I. LE CONTRÔLE D'IDENTITÉ : UN OUTIL INDÉNIABLEMENT UTILE AUX FORCES DE L'ORDRE
Juridiquement, les contrôles d'identité trouvent leur fondement dans les articles 78-1 et suivants du code de procédure pénale, celui-ci disposant que « toute personne se trouvant sur le territoire national doit accepter de se prêter à un contrôle d'identité effectué dans les conditions et par les autorités de police » habilitées par la loi. Ces contrôles peuvent être réalisés soit dans un cadre judiciaire, pour la recherche de l'auteur d'une infraction, soit dans un cadre administratif, aux fins de prévenir une atteinte à l'ordre public.
Les contrôles d'identité sont des outils indéniablement utiles aux forces de l'ordre dans l'exercice de leurs missions, comme cela a été rappelé avec force par les directions générales de la police et de la gendarmerie nationales lors de leurs auditions. La Cour des comptes a également souligné, dans un rapport de décembre 2023 commandé par la Défenseure des droits1F2(*), que cette pratique occupe une « place centrale dans les actions de la police et de la gendarmerie nationales relevant de la sécurité publique ». En termes de volume, la Cour a dénombré, pour l'année 2021, près de 47 millions de contrôles d'identité, soit en moyenne neuf contrôles par patrouille et par jour.

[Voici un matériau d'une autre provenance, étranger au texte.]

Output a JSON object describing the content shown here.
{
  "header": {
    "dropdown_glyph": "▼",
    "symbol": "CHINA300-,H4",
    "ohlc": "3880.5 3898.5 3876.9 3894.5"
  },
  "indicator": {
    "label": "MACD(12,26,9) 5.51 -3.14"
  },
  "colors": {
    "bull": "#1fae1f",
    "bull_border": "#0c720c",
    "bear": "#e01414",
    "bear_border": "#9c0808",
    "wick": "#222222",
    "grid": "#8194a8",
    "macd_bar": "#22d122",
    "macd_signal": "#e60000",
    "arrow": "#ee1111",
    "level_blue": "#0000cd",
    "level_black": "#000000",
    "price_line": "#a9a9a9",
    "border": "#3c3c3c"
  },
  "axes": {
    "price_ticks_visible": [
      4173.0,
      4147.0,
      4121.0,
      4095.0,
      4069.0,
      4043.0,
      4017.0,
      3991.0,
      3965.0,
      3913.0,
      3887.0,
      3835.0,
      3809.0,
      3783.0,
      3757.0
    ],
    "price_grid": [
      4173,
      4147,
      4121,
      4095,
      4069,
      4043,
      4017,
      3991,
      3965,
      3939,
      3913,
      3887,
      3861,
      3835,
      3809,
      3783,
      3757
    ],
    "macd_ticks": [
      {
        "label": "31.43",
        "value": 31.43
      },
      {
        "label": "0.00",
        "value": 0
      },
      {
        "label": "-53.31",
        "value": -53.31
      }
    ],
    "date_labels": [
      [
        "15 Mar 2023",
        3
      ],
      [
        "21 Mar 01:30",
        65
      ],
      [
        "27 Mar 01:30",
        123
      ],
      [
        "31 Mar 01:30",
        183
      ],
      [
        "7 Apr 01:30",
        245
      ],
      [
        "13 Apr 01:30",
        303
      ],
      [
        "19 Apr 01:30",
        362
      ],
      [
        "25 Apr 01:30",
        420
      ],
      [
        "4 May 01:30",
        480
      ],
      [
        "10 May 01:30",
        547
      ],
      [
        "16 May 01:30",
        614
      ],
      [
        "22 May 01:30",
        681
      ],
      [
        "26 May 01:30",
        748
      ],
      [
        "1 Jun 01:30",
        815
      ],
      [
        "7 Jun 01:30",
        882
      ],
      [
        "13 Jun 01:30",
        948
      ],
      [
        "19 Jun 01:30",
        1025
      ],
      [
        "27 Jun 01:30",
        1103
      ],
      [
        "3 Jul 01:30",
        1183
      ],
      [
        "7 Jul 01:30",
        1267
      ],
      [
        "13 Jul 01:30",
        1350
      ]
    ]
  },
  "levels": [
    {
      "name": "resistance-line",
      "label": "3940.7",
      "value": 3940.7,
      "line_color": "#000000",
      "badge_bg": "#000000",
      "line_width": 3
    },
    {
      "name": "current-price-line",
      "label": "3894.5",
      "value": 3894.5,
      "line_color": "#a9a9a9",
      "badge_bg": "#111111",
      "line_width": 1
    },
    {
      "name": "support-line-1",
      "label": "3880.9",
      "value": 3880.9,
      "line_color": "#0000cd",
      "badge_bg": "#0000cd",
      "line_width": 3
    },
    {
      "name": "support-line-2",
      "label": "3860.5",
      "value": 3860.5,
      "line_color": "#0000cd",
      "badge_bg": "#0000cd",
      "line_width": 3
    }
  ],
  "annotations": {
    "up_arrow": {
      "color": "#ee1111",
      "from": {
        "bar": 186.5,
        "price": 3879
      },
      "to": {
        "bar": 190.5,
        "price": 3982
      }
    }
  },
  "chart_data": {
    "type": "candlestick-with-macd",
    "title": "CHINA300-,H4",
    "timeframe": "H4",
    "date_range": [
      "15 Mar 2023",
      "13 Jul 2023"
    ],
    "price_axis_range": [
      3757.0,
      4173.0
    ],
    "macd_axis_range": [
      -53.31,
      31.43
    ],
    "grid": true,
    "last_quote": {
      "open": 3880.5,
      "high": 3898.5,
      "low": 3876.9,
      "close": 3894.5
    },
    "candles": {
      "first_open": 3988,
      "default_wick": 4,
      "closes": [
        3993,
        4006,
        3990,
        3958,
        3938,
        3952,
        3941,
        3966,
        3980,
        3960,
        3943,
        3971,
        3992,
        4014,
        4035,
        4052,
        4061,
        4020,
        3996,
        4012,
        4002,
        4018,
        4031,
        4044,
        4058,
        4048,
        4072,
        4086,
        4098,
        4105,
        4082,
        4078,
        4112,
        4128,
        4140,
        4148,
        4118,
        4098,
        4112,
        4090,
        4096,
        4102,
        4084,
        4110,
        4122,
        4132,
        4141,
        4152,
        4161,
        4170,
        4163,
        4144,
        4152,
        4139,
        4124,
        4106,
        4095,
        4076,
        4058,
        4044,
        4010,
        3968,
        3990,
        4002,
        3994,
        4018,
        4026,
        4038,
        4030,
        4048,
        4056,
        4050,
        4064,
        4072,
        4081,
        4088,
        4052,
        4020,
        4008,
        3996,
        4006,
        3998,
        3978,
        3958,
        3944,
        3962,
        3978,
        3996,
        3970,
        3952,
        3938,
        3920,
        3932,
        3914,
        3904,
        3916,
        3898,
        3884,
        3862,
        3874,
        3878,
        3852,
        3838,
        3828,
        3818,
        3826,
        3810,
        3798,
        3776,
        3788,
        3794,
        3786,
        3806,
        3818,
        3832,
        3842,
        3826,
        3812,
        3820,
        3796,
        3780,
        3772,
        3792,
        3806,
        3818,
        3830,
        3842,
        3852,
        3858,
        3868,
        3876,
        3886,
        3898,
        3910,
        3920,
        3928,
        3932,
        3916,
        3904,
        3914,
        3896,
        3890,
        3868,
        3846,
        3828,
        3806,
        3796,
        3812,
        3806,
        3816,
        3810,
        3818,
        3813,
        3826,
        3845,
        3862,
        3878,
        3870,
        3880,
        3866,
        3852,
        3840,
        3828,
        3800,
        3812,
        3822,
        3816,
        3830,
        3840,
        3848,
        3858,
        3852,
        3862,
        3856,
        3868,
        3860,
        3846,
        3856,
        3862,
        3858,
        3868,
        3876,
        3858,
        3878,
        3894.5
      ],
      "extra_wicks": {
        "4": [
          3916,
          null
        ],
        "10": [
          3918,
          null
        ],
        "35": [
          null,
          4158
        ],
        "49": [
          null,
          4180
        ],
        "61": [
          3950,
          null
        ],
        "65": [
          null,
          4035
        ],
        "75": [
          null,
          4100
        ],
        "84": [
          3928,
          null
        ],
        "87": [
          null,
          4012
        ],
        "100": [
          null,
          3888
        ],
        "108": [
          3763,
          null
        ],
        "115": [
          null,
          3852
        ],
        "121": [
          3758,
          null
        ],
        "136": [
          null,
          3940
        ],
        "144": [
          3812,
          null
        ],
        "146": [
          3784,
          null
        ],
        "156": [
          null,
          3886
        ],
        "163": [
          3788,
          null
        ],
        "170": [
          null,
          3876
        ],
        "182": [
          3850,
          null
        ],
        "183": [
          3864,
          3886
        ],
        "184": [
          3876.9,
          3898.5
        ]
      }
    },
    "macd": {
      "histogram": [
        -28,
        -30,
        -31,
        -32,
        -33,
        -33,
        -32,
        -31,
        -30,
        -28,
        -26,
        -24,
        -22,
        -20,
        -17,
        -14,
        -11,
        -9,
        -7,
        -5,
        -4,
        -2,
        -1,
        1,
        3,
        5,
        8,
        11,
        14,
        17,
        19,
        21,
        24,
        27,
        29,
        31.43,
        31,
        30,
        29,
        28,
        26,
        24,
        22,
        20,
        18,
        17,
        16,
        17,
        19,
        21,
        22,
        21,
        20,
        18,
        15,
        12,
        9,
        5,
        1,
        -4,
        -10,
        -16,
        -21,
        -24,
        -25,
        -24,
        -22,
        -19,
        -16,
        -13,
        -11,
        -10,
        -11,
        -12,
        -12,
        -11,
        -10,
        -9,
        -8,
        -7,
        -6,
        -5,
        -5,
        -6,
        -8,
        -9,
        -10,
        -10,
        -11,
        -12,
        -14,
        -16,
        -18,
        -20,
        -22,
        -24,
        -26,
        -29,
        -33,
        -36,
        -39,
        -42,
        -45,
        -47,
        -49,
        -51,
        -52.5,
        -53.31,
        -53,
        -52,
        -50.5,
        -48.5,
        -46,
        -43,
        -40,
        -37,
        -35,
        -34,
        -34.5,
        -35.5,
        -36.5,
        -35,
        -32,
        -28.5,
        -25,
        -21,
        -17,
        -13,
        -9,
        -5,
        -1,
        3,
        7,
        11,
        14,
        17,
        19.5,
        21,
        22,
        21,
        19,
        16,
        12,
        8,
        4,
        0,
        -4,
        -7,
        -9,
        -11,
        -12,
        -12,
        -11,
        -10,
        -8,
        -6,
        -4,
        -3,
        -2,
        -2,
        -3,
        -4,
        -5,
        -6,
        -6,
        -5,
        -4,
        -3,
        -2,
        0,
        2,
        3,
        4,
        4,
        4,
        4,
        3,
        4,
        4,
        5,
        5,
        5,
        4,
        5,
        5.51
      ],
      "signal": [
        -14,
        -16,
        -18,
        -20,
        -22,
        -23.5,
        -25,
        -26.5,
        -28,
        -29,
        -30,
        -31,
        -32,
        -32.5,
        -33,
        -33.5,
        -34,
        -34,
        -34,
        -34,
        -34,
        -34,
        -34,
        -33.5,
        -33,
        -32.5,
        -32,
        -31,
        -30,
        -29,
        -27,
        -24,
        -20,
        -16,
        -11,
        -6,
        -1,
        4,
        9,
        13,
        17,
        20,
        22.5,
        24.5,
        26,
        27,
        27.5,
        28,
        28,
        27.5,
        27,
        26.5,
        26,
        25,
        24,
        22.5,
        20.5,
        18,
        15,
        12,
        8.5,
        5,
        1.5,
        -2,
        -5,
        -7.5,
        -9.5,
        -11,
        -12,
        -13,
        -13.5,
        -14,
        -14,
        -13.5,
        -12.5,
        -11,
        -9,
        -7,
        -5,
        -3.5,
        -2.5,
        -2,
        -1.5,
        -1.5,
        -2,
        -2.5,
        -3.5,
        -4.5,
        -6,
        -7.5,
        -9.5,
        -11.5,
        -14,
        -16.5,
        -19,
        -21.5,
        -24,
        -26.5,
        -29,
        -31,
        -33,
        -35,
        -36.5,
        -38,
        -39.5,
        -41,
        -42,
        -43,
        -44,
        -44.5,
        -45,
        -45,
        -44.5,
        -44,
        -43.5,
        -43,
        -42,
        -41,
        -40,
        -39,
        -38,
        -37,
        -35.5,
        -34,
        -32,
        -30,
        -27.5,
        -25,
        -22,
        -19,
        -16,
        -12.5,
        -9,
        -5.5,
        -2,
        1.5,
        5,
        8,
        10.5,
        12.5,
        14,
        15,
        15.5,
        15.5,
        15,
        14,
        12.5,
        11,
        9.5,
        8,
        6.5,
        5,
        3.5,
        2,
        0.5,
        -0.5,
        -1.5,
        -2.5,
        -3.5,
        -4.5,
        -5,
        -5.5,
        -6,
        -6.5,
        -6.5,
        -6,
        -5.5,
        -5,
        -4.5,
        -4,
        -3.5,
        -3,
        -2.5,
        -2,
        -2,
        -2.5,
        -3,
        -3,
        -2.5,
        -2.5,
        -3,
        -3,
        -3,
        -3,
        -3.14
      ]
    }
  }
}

Dans le détail, 27 millions d'entre eux ont été menés par la police nationale - dont 6,6 millions de contrôles routiers - et 20 millions par la gendarmerie nationale - dont 8,3 millions de contrôles routiers.
Des critiques récurrentes sont néanmoins émises dans le débat public sur le caractère supposément « généralisé » des contrôles d'identité, mettant en doute l'efficacité d'une telle pratique. En réalité, les termes de ce débat sont mal posés. En effet, le contrôle d'identité ne constitue pas une fin en soi, mais simplement un moyen d'action qui s'inscrit dans le cadre plus large de l'exercice de missions de police judiciaire ou administrative.
Dès lors, interroger l'efficacité
des contrôles d'identité en tant que pratique isolée n'est
pas pertinent, car c'est l'efficacité de l'opération dans son
ensemble qu'il convient d'évaluer. Or, celle-ci ne repose
jamais sur la mesure du seul volume de contrôles d'identité
réalisés, mais s'apprécie à l'aune de ses
résultats (volume de stupéfiants saisis, nombre de
délinquants interpellés etc.). À titre d'exemple,
les données communiquées au rapporteur
par la gendarmerie
nationale indiquent qu'en 2024 les 25,8 millions de consultations du
fichier des personnes recherchées réalisées2F3(*) ont permis la découverte
de 34 408 personnes.
* 1 Conseil d'État, sect, Amnesty International France et autres, n° 454836, 11 octobre 2023.
* 2 Voir la rubrique « Pour en savoir + ».
* 3 Qui résultent principalement mais pas exclusivement de contrôles d'identité.